We have come together as one to embark on a series of events to commemorate our past, celebrate the present and aim to unify the future.
The mix of many is our focus, and the diversity of groups from the original people, to European settlers, enslaved people, and the multiple groups of those who have traveled from around the world and now call New York City home, is our celebration. As the 400th anniversary of the establishment of the City of New York nears, several societies of descendants have come together to lead the celebrations of the long legacy of our forebears.
On July 11, 2022, the Committee for New York’s Quadricentennial formed.
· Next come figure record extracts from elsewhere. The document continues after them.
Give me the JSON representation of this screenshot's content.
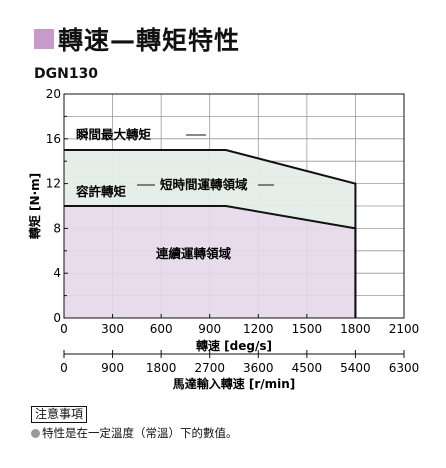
{
  "header": {
    "title": "轉速—轉矩特性",
    "model": "DGN130"
  },
  "note": {
    "label": "注意事項",
    "text": "特性是在一定溫度（常溫）下的數值。"
  },
  "colors": {
    "title_square": "#c79ac9",
    "continuous_fill": "#e6d8ea",
    "shorttime_fill": "#e5ede8",
    "grid": "#999999"
  },
  "chart_data": {
    "type": "area",
    "ylabel": "轉矩 [N·m]",
    "xlabel": "轉速 [deg/s]",
    "x2label": "馬達輸入轉速 [r/min]",
    "xlim": [
      0,
      2100
    ],
    "ylim": [
      0,
      20
    ],
    "x2lim": [
      0,
      6300
    ],
    "x_ticks": [
      "0",
      "300",
      "600",
      "900",
      "1200",
      "1500",
      "1800",
      "2100"
    ],
    "x2_ticks": [
      "0",
      "900",
      "1800",
      "2700",
      "3600",
      "4500",
      "5400",
      "6300"
    ],
    "y_ticks": [
      "0",
      "4",
      "8",
      "12",
      "16",
      "20"
    ],
    "grid": true,
    "series": [
      {
        "name": "瞬間最大轉矩",
        "x": [
          0,
          1000,
          1800,
          1800
        ],
        "y": [
          15,
          15,
          12,
          0
        ]
      },
      {
        "name": "容許轉矩",
        "x": [
          0,
          1000,
          1800,
          1800
        ],
        "y": [
          10,
          10,
          8,
          0
        ]
      }
    ],
    "regions": [
      {
        "name": "短時間運轉領域",
        "between": [
          "容許轉矩",
          "瞬間最大轉矩"
        ]
      },
      {
        "name": "連續運轉領域",
        "below": "容許轉矩"
      }
    ],
    "annotations": [
      "瞬間最大轉矩",
      "容許轉矩",
      "短時間運轉領域",
      "連續運轉領域"
    ]
  }
}
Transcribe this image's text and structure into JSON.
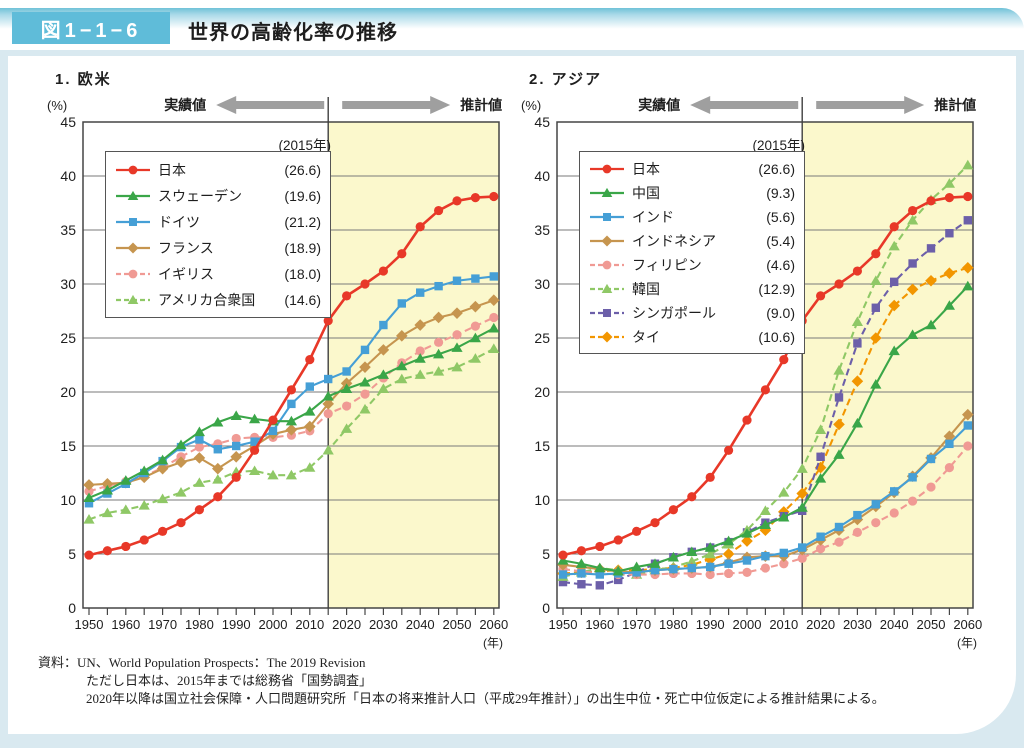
{
  "figure": {
    "label": "図1−1−6",
    "title": "世界の高齢化率の推移"
  },
  "annotations": {
    "actual_label": "実績値",
    "projected_label": "推計値",
    "y_unit": "(%)",
    "x_unit": "(年)",
    "legend_year": "(2015年)"
  },
  "colors": {
    "accent_blue": "#5fbcd9",
    "page_background": "#d9e9f0",
    "projection_fill": "#fbf8cc",
    "gridline": "#7a7a7a",
    "plot_border": "#454545",
    "arrow": "#9f9f9f"
  },
  "source": {
    "lines": [
      "資料：UN、World Population Prospects：The 2019 Revision",
      "ただし日本は、2015年までは総務省「国勢調査」",
      "2020年以降は国立社会保障・人口問題研究所「日本の将来推計人口（平成29年推計）」の出生中位・死亡中位仮定による推計結果による。"
    ]
  },
  "chart_data": [
    {
      "type": "line",
      "title": "1. 欧米",
      "x": [
        1950,
        1955,
        1960,
        1965,
        1970,
        1975,
        1980,
        1985,
        1990,
        1995,
        2000,
        2005,
        2010,
        2015,
        2020,
        2025,
        2030,
        2035,
        2040,
        2045,
        2050,
        2055,
        2060
      ],
      "x_tick_labels": [
        "1950",
        "1960",
        "1970",
        "1980",
        "1990",
        "2000",
        "2010",
        "2020",
        "2030",
        "2040",
        "2050",
        "2060"
      ],
      "ylim": [
        0,
        45
      ],
      "y_ticks": [
        0,
        5,
        10,
        15,
        20,
        25,
        30,
        35,
        40,
        45
      ],
      "divider_year": 2015,
      "grid": true,
      "legend_position": "upper-left",
      "series": [
        {
          "name": "日本",
          "value_label": "(26.6)",
          "color": "#e83828",
          "dash": false,
          "marker": "circle",
          "values": [
            4.9,
            5.3,
            5.7,
            6.3,
            7.1,
            7.9,
            9.1,
            10.3,
            12.1,
            14.6,
            17.4,
            20.2,
            23.0,
            26.6,
            28.9,
            30.0,
            31.2,
            32.8,
            35.3,
            36.8,
            37.7,
            38.0,
            38.1
          ]
        },
        {
          "name": "スウェーデン",
          "value_label": "(19.6)",
          "color": "#3aa648",
          "dash": false,
          "marker": "triangle",
          "values": [
            10.2,
            10.9,
            11.8,
            12.7,
            13.7,
            15.1,
            16.3,
            17.2,
            17.8,
            17.5,
            17.3,
            17.3,
            18.2,
            19.6,
            20.3,
            20.9,
            21.6,
            22.4,
            23.1,
            23.5,
            24.1,
            25.0,
            25.9
          ]
        },
        {
          "name": "ドイツ",
          "value_label": "(21.2)",
          "color": "#459fd6",
          "dash": false,
          "marker": "square",
          "values": [
            9.7,
            10.6,
            11.5,
            12.5,
            13.6,
            14.9,
            15.6,
            14.7,
            15.0,
            15.4,
            16.4,
            18.9,
            20.5,
            21.2,
            21.9,
            23.9,
            26.2,
            28.2,
            29.2,
            29.8,
            30.3,
            30.5,
            30.7
          ]
        },
        {
          "name": "フランス",
          "value_label": "(18.9)",
          "color": "#c6954f",
          "dash": false,
          "marker": "diamond",
          "values": [
            11.4,
            11.5,
            11.6,
            12.1,
            12.9,
            13.5,
            13.9,
            12.9,
            14.0,
            15.0,
            16.1,
            16.5,
            16.8,
            18.9,
            20.8,
            22.3,
            23.9,
            25.2,
            26.2,
            26.9,
            27.3,
            27.9,
            28.5
          ]
        },
        {
          "name": "イギリス",
          "value_label": "(18.0)",
          "color": "#f09a94",
          "dash": true,
          "marker": "circle",
          "values": [
            10.8,
            11.3,
            11.7,
            12.2,
            13.0,
            14.0,
            14.9,
            15.2,
            15.7,
            15.8,
            15.8,
            16.0,
            16.4,
            18.0,
            18.7,
            19.8,
            21.3,
            22.7,
            23.8,
            24.6,
            25.3,
            26.1,
            26.9
          ]
        },
        {
          "name": "アメリカ合衆国",
          "value_label": "(14.6)",
          "color": "#8fc866",
          "dash": true,
          "marker": "triangle",
          "values": [
            8.2,
            8.8,
            9.1,
            9.5,
            10.1,
            10.7,
            11.6,
            11.9,
            12.6,
            12.7,
            12.3,
            12.3,
            13.0,
            14.6,
            16.6,
            18.4,
            20.3,
            21.2,
            21.6,
            21.9,
            22.3,
            23.1,
            24.0
          ]
        }
      ]
    },
    {
      "type": "line",
      "title": "2. アジア",
      "x": [
        1950,
        1955,
        1960,
        1965,
        1970,
        1975,
        1980,
        1985,
        1990,
        1995,
        2000,
        2005,
        2010,
        2015,
        2020,
        2025,
        2030,
        2035,
        2040,
        2045,
        2050,
        2055,
        2060
      ],
      "x_tick_labels": [
        "1950",
        "1960",
        "1970",
        "1980",
        "1990",
        "2000",
        "2010",
        "2020",
        "2030",
        "2040",
        "2050",
        "2060"
      ],
      "ylim": [
        0,
        45
      ],
      "y_ticks": [
        0,
        5,
        10,
        15,
        20,
        25,
        30,
        35,
        40,
        45
      ],
      "divider_year": 2015,
      "grid": true,
      "legend_position": "upper-left",
      "series": [
        {
          "name": "日本",
          "value_label": "(26.6)",
          "color": "#e83828",
          "dash": false,
          "marker": "circle",
          "values": [
            4.9,
            5.3,
            5.7,
            6.3,
            7.1,
            7.9,
            9.1,
            10.3,
            12.1,
            14.6,
            17.4,
            20.2,
            23.0,
            26.6,
            28.9,
            30.0,
            31.2,
            32.8,
            35.3,
            36.8,
            37.7,
            38.0,
            38.1
          ]
        },
        {
          "name": "中国",
          "value_label": "(9.3)",
          "color": "#3aa648",
          "dash": false,
          "marker": "triangle",
          "values": [
            4.4,
            4.1,
            3.7,
            3.4,
            3.8,
            4.1,
            4.7,
            5.2,
            5.6,
            6.2,
            6.9,
            7.7,
            8.4,
            9.3,
            12.0,
            14.2,
            17.1,
            20.7,
            23.8,
            25.3,
            26.2,
            28.0,
            29.8
          ]
        },
        {
          "name": "インド",
          "value_label": "(5.6)",
          "color": "#459fd6",
          "dash": false,
          "marker": "square",
          "values": [
            3.1,
            3.2,
            3.1,
            3.2,
            3.3,
            3.5,
            3.6,
            3.7,
            3.8,
            4.1,
            4.4,
            4.8,
            5.1,
            5.6,
            6.6,
            7.5,
            8.6,
            9.6,
            10.8,
            12.1,
            13.8,
            15.2,
            16.9
          ]
        },
        {
          "name": "インドネシア",
          "value_label": "(5.4)",
          "color": "#c6954f",
          "dash": false,
          "marker": "diamond",
          "values": [
            4.0,
            3.8,
            3.6,
            3.4,
            3.3,
            3.5,
            3.6,
            3.7,
            3.8,
            4.2,
            4.7,
            4.8,
            4.8,
            5.4,
            6.3,
            7.2,
            8.2,
            9.4,
            10.7,
            12.2,
            13.9,
            15.9,
            17.9
          ]
        },
        {
          "name": "フィリピン",
          "value_label": "(4.6)",
          "color": "#f09a94",
          "dash": true,
          "marker": "circle",
          "values": [
            3.6,
            3.4,
            3.2,
            3.1,
            3.1,
            3.1,
            3.2,
            3.2,
            3.1,
            3.2,
            3.3,
            3.7,
            4.1,
            4.6,
            5.5,
            6.1,
            7.0,
            7.9,
            8.8,
            9.9,
            11.2,
            13.0,
            15.0
          ]
        },
        {
          "name": "韓国",
          "value_label": "(12.9)",
          "color": "#8fc866",
          "dash": true,
          "marker": "triangle",
          "values": [
            2.9,
            3.3,
            3.7,
            3.5,
            3.1,
            3.5,
            3.8,
            4.3,
            5.0,
            5.9,
            7.2,
            9.0,
            10.7,
            12.9,
            16.5,
            22.0,
            26.5,
            30.3,
            33.5,
            35.9,
            37.8,
            39.3,
            41.0
          ]
        },
        {
          "name": "シンガポール",
          "value_label": "(9.0)",
          "color": "#6c5fa9",
          "dash": true,
          "marker": "square",
          "values": [
            2.4,
            2.2,
            2.1,
            2.6,
            3.3,
            4.1,
            4.7,
            5.2,
            5.6,
            6.1,
            7.0,
            7.9,
            8.5,
            9.0,
            14.0,
            19.5,
            24.5,
            27.8,
            30.2,
            31.9,
            33.3,
            34.7,
            35.9
          ]
        },
        {
          "name": "タイ",
          "value_label": "(10.6)",
          "color": "#f29600",
          "dash": true,
          "marker": "diamond",
          "values": [
            3.2,
            3.3,
            3.4,
            3.5,
            3.5,
            3.6,
            3.7,
            4.0,
            4.5,
            5.0,
            6.2,
            7.2,
            8.9,
            10.6,
            13.0,
            17.0,
            21.0,
            25.0,
            28.0,
            29.5,
            30.3,
            31.0,
            31.5
          ]
        }
      ]
    }
  ]
}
Their purpose is to enhance and inform public understanding of key historic events that occurred in the years 2024, 2025 and 2026, and the roles played by the original indigenous people, the early Dutch, French and other European settlers and those indentured or enslaved people brought here during that period of history.
Our purpose is to affiliate and collaborate with historic, genealogical, and research associations whose purpose is to preserve the heritage of those who settled in Niew Amsterdam, Mannahatta, the South River, and Hudson River valleys and those who welcomed them.
The Holland Society of New York, The Saint Nicholas Society of the City of New York, and the Society of First Families of New York have joined together to lead this initiative. Many other genealogical organizations have been invited to join and contribute to this great time in our city’s history. Others are welcome to contact us for further information.
It was said that eighteen different European languages were spoken on the lower tip of Manhattan, not to mention various Indigenous Native American dialects
Several European explorations came to the New York area from 1524 with Giovanni de Verrazano to 1609 with Henry Hudson and onward with Adrien Block to 1614 with Hendrick Christiansen. In 1623, a group of Dutch traders established Fort Orange in present-day Albany, and on May 31, 1624, at Governors Island, First Director-General, Cornelius May and 31 families established a trading post. In July 1625, Fort Amsterdam was established by Second Director General, Willem Verholst, and on May 17, 1626, the lease between Peter Minuit and the Indigenous American Tribe was negotiated ushering in the large economic enterprise which boomed between the tribes and the Europeans for the fur trade.